E-Handbook: Enterprise data lakes hold the key to actionable insights Article 1 of 4

Big data's vast melting pot for business intelligence

Enterprise data lakes are the one repository designed to handle the infinite amounts of structured, semistructured, unstructured, streaming and batch data collected from countless tributaries. They have, by default, become the vast go-to reservoirs for incoming disparate data and outgoing enriched data that allow data managers to govern systems, analysts to derive insights, data scientists to predict outcomes and executives to devise sound business strategies.

Data lake architectures can best justify their existence when they go well beyond simple storage to cost-effectively contribute intelligence to a company's operations and strategic planning through sophisticated search, modeling and analytics techniques.

"A data lake puts enterprise-wide information into the hands of many more employees to make the organization as a whole smarter, more agile and more innovative," wrote Carlos Maroto, functional and industry analytics manager at Accenture, in an April 2020 blog post. "Users from different departments potentially scattered around the globe can have flexible access to the data lake and its content from anywhere. This increases reuse of the content and helps the organization to more easily collect the data required to drive business decisions."

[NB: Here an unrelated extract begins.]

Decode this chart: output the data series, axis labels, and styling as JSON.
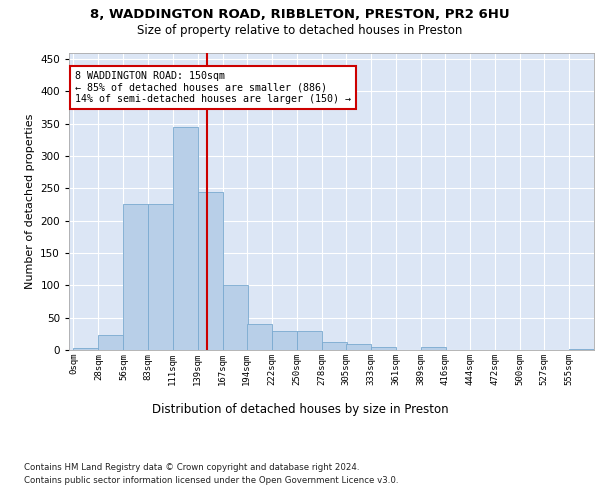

The road to democratization, reuse, exploration and analysis of data must first be paved by data ingestion, extraction, cleaning and integration; data set discovery and versioning; and metadata administration. But transforming data of all shapes and sizes into workable BI can be a costly fool's errand. Without proper implementation and management to ensure their integrity, data lakes can spawn fishy outcomes.

This handbook examines the key considerations, tools and techniques when implementing and managing enterprise data lakes, including platforms, performance, governance, scalability, accessibility, security and cost. We also explain how data fabrics can enhance the multidimensional attributes of data lake architectures to better align them with business goals.